The aircraft rolled to the right around its longitudinal axis from 13:51:25, descending to 11,500 feet (3,500 meters) and entering a deep stall, with the alpha value exceeding a critical threshold of 35 units. The first officer inquired, "Want me to release the chute?" to which the captain responded vaguely, "Stop (at)." The first officer then asked, "At eight?" and the captain commanded, "Chute out." After confirming that the parachute had deployed, the aircraft, at 13:51:56, was at an altitude of 6,800 feet (2,070 meters) and a speed of 190 knots (350 km/h), tilted over 60° to the right and 60° downwards. Unable to regain control, the aircraft ultimately crashed at 13:52 in a flat field near Byers, Kansas, at an altitude of 1,970 feet (600 meters). The wreckage ignited and slid for approximately 650–700 feet (200–215 meters). All three occupants sustained fatal injuries.
Investigation and Aftermath
[edit]The accident resulted in the destruction of the flight data recording system recorder (ADAS), although a significant amount of magnetic tape remained intact on the damaged recording coil. The evaluated data indicated that all systems were functioning properly. A crack in the tape ended the recordings at an altitude of 5,700 feet (1,740 meters), and the remainder of the magnetic tape was not recovered. The flight data recorder (FDR) of the F1000 model fragmented into three pieces. The data storage unit was discovered a day later, located 715 feet (220 meters) from the charging point, due to a lack of identifying markers. Upon evaluation, it was found that more than 20 parameters, including altitude and speed, had not been recorded.

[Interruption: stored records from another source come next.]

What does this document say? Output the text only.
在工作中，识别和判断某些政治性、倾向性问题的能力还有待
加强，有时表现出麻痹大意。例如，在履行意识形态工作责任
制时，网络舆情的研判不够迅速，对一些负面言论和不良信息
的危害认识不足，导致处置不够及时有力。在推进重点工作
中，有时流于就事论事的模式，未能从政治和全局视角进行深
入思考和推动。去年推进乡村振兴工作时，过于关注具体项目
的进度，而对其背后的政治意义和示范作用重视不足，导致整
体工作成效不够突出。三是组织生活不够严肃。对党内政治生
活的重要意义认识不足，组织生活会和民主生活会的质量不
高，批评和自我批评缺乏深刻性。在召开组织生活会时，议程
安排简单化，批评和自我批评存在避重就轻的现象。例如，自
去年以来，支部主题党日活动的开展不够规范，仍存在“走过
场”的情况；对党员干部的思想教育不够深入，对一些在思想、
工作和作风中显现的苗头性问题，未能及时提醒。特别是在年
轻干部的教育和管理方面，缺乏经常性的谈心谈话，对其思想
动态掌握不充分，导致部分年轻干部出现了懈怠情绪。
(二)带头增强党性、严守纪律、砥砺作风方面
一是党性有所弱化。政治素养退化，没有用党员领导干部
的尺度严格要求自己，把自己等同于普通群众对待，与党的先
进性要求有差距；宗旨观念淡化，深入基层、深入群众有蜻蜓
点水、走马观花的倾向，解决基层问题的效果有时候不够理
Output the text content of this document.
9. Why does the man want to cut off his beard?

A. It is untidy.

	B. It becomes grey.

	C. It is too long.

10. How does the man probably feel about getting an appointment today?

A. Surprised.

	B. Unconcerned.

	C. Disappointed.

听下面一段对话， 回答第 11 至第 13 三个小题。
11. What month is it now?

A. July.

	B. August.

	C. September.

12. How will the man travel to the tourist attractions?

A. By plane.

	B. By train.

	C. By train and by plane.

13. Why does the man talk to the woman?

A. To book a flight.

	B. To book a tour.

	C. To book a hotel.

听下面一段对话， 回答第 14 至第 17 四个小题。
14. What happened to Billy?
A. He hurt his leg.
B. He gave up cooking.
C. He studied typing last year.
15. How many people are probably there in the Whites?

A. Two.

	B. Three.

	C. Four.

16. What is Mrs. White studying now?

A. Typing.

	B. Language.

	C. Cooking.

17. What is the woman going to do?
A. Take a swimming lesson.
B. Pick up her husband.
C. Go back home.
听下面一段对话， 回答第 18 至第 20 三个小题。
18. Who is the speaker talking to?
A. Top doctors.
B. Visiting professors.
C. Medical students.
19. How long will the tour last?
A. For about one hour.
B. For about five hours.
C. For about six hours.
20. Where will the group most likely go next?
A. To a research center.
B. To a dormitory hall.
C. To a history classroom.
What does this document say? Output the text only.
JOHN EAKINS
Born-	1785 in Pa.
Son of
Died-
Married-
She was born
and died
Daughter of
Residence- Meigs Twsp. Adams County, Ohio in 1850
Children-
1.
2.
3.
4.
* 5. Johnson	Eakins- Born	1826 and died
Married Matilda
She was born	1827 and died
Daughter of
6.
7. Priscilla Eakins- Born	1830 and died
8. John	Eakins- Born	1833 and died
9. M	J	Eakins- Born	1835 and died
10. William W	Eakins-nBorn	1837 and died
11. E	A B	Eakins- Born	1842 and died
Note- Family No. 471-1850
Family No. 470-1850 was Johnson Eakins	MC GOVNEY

However, the data from the flight data recorder matched that of the flight data recording system recorder, with the FDR capturing an additional eight seconds of data.
Analysis of the data revealed that shortly before the impact, the engines were operating at high speed, the aircraft's longitudinal inclination decreased from over 62° downward to 38° downward, and the aircraft experienced an acceleration exceeding 4.5g. The voice recorder, model A100A, was found with minor damage.
The investigation ultimately identified several factors contributing to the accident:
1. The flight captain did not abort the test flight maneuver in accordance with the flight schedule when the stick shaker activated. 2. The pilots failed to properly configure the aircraft for deploying the anti-spin parachute, neglecting to operate the switches designed to close the clamping jaws, which prevented the parachute from deploying correctly. 3. The anti-spin parachute itself was inadequately constructed.